Search code examples
phpmatchinglevenshtein-distance

Match items from two sets of data by highest % of similarities


Task: I have two columns with product names. I need to find the most similar cell from Column B for Cell A1, then for A2, A3 and so on.

Input:

Col A | Col B
-------------
Red   | Blackwell
Black | Purple      
White | Whitewater     
Green | Reddit  

Output:

Red = Reddit / 66% similar

Black = Blackwell / 71% similar

White = Whitewater / 66% similar

Green = Reddit / 30% similar

I think Levenstein Distance can help with sorting, but I don't know how to apply it.
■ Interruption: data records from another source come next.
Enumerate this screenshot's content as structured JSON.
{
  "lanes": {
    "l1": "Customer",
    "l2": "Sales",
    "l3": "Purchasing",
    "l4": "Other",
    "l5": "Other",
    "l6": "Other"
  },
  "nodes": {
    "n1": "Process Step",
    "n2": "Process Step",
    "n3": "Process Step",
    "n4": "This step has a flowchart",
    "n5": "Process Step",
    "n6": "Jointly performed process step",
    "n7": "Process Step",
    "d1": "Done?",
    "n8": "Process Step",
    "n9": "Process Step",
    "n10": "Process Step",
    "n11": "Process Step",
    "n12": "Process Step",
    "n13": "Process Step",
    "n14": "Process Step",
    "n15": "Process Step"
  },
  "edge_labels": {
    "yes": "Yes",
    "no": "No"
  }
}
Thanks in advance, any piece of information helps.


Solution

  • Using nested loops

    <?php
    
    // Arrays of words
    $colA = ['Red', 'Black', 'White', 'Green'];
    $colB = ['Blackwell', 'Purple', 'Whitewater', 'Reddit'];
    
    // loop through words to find the closest
    foreach ($colA as $a) {
    
        // Current max number of matches
        $maxMatches = -1;
        $bestMatch = '';
    
        foreach ($colB as $b) {
    
            // Calculate the number of matches
            $matches = similar_text($a, $b, $percent);
    
            if ($matches > $maxMatches) {
    
                // Found a better match, update
                $maxMatches = $matches;
                $bestMatch = $b;
                $matchPercentage = $percent;
    
            }
    
        }
    
        echo "$a = $bestMatch / " . 
            number_format($matchPercentage, 2) . 
            "% similar\n";
    }
    

    The first loop iterates through the elements of the first array, for each it initializes the best match found and the number of matching characters on that match.

    The inner loop iterates through the array of possible matches looking for the best match, for each candidate it checks the similarities (you could use levenshtein here instead of similar_text but the later is convenient because it calculates the percentage for you), if the current word is a better match than the current best match that variable gets updated.

    For each word in the outer loop we echo the best match found and the percentage. Format as desired.